Feria de San Fermín
Nunca entierren a Laso, con él todo es posible
El campeón de Bikzarreta e Iztueta remontan un 18-14 ante Jaka-Mariezkurrena para terminar ganando 20-22 y jugarán la final del torneo el día 14


Publicado el 12/07/2026 a las 01:30
Unai Laso es Unai Laso, más en el Labrit y aún más en la feria de San Fermín. Lo vieron en la final del Cuatro y Medio, cuando le dio la vuelta a una derrita telegrafiada ante Altuna. Y ayer engrandeció su leyenda en La Bombonera, después de voltear con Iztueta un partido que Jaka y Mariezkurrena les habían puesto muy cuesta arriba. De estar sentenciados con un 18-14 terminaron ganando 20-22. ¿Por qué? Preguntenselo a Laso, que el día 14 buscará su primer título sanferminero.
JAKA-MARIEZKURRENA 20
LASO-IZTUETA 22
Frontón. Labrit, lleno.
Marcador. 6-0, 6-6, 8-6, 8-7, 9-7, 9-8, 10-8, 10-9, 13-9, 13-10, 15-10, 15-11, 16-11, 16-14m 18-14, 18-20, 18-21, 20-21, 20-22.
Duración. 73:40.
Pelotazos. 534.
Saques. 2 y una falta Jaka, 3 de Laso.
Tantos hechos. 11 Jaka, 3 Mariezkurrena, 6 de Laso, 1 de Iztueta.

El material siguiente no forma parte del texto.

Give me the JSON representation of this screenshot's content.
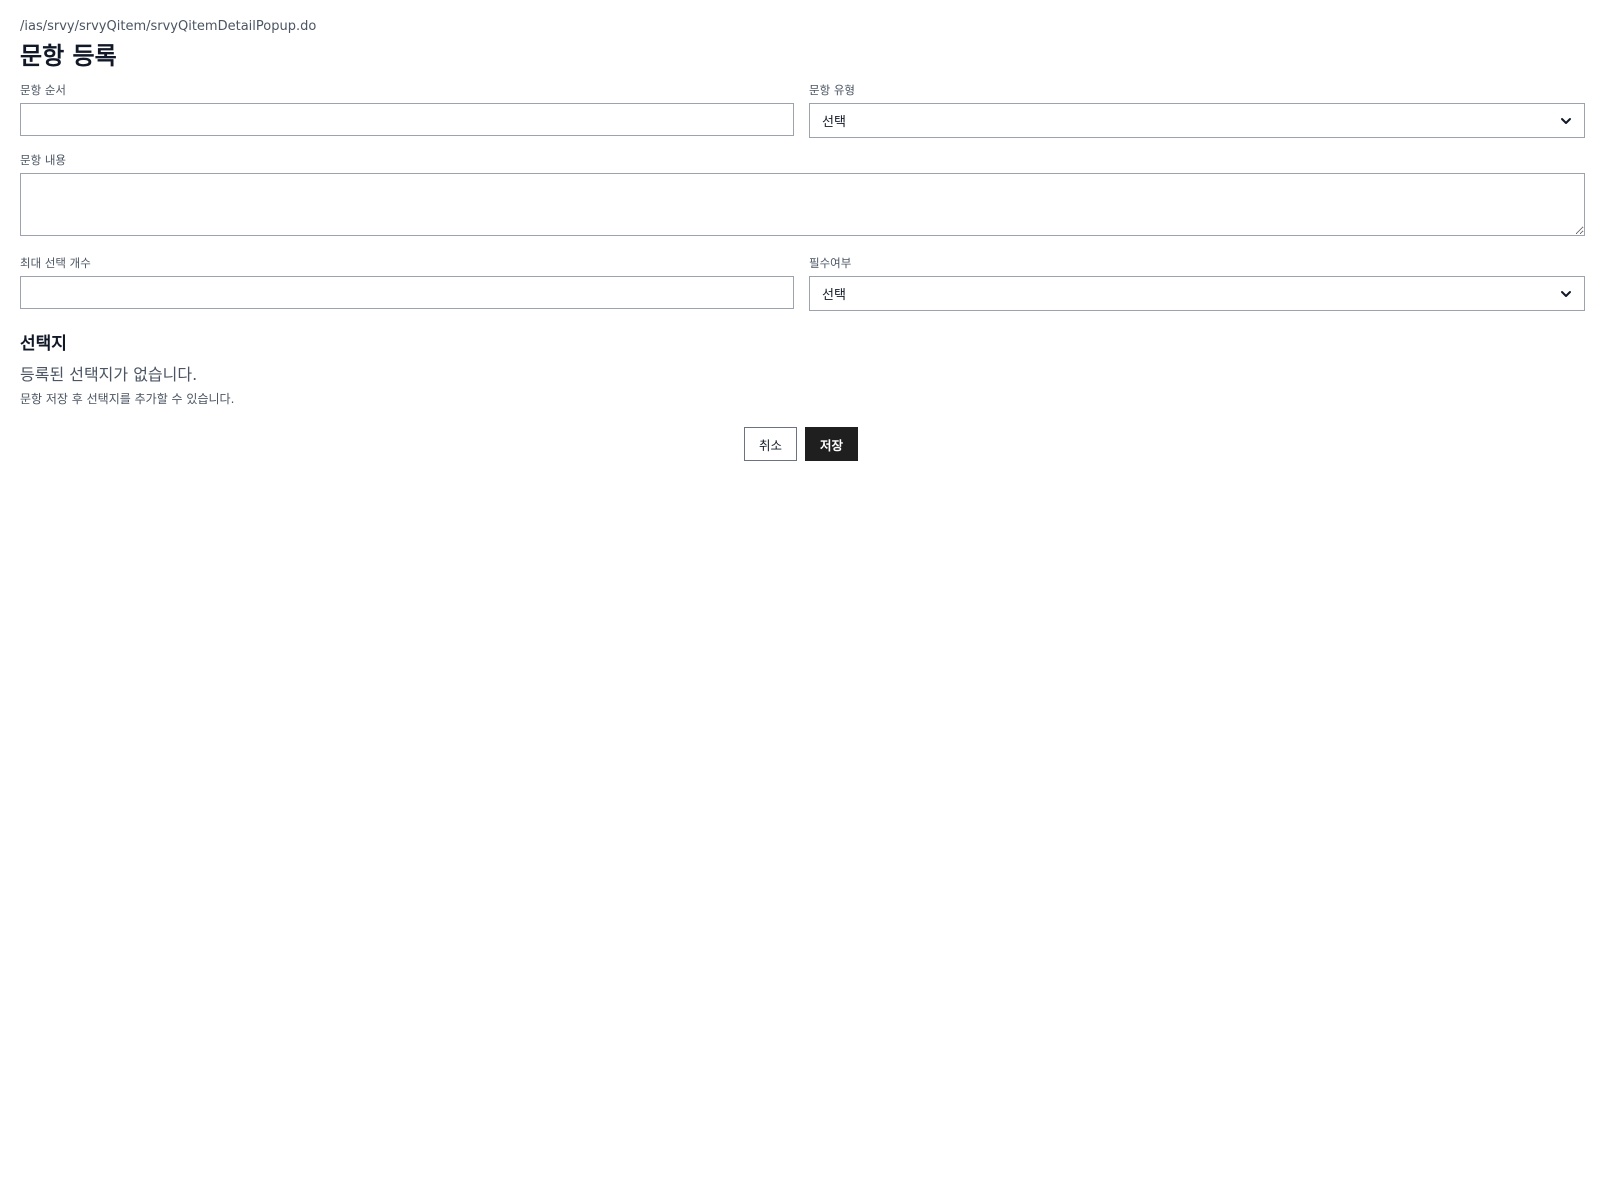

Tantos perdidos. 3 de Jaka, 7 de Mariezkurrena, 2 de Laso, 2 de Iztueta
Las cosas pintaron feas para Laso e Iztueta desde el comienzo, con un primer parcial de 6-0 que fue un sopapo seco a sus aspiraciones. Jaka y Mariezkurrena entraron al Labrit a reventar el partido de salida. La derecha del bombardero de Berriozar era una picadora de carne. Sacó de la ecuación del partido a Laso, trazó un arco infranqueable sobre su compañero y amigo. Empezó a castigar a un Iztueta al que el comienzo del choque se le atragantó, no conseguía quitarle pelota a un Jaka, que salió con el puñal afilado. Empezó a dibujar ángulos y hacer tantos. Le funcionó especialmente bien la volea al txoko en los compases iniciales.

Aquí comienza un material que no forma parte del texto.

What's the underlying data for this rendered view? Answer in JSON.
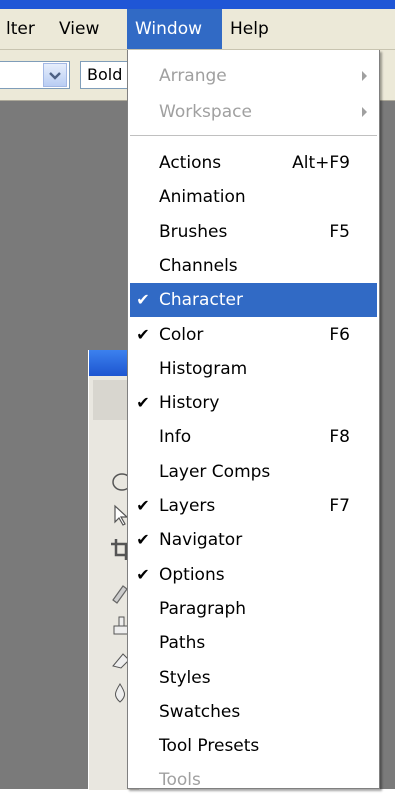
{
  "menubar": {
    "items": [
      {
        "label": "lter"
      },
      {
        "label": "View"
      },
      {
        "label": "Window"
      },
      {
        "label": "Help"
      }
    ]
  },
  "options_bar": {
    "font_style_value": "Bold"
  },
  "window_menu": {
    "group1": [
      {
        "label": "Arrange",
        "submenu": true,
        "disabled": true
      },
      {
        "label": "Workspace",
        "submenu": true,
        "disabled": true
      }
    ],
    "items": [
      {
        "label": "Actions",
        "shortcut": "Alt+F9",
        "checked": false
      },
      {
        "label": "Animation",
        "shortcut": "",
        "checked": false
      },
      {
        "label": "Brushes",
        "shortcut": "F5",
        "checked": false
      },
      {
        "label": "Channels",
        "shortcut": "",
        "checked": false
      },
      {
        "label": "Character",
        "shortcut": "",
        "checked": true,
        "highlighted": true
      },
      {
        "label": "Color",
        "shortcut": "F6",
        "checked": true
      },
      {
        "label": "Histogram",
        "shortcut": "",
        "checked": false
      },
      {
        "label": "History",
        "shortcut": "",
        "checked": true
      },
      {
        "label": "Info",
        "shortcut": "F8",
        "checked": false
      },
      {
        "label": "Layer Comps",
        "shortcut": "",
        "checked": false
      },
      {
        "label": "Layers",
        "shortcut": "F7",
        "checked": true
      },
      {
        "label": "Navigator",
        "shortcut": "",
        "checked": true
      },
      {
        "label": "Options",
        "shortcut": "",
        "checked": true
      },
      {
        "label": "Paragraph",
        "shortcut": "",
        "checked": false
      },
      {
        "label": "Paths",
        "shortcut": "",
        "checked": false
      },
      {
        "label": "Styles",
        "shortcut": "",
        "checked": false
      },
      {
        "label": "Swatches",
        "shortcut": "",
        "checked": false
      },
      {
        "label": "Tool Presets",
        "shortcut": "",
        "checked": false
      },
      {
        "label": "Tools",
        "shortcut": "",
        "checked": false,
        "disabled": true
      }
    ],
    "check_glyph": "✔"
  },
  "colors": {
    "highlight": "#316ac5",
    "menubar_bg": "#ece9d8",
    "disabled_text": "#a0a0a0",
    "workspace": "#7a7a7a"
  }
}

Con este planteamiento los colorados comenzaron a manejar ventajas cada vez más cómodas. Es verdad que Laso-Iztueta lograron igualar a seis, pero no conseguñian tener aún fluidez en el peloteo, y menos a la hora de terminar el tanto. Se colocaron los colorados con rentas de máximo cinco tantos (15-10) hasta un 18-14.
EL PESO DE LOS FALLOS
Fue gastándose el material, comenzó a notarse la trotina del encuentro (400 pelotazos para el 18-14, quizá no una cifra exagerada pero sí jugados a una gran intensidad). Y a partir de ahí fue una gestión de esfuerzos y errores. Se cansaron los colorados, llegaron los errores, tanto adelante como atrás. Terminó Mariezkurrena con siete pelotas perdidas, por las tres de Jaka.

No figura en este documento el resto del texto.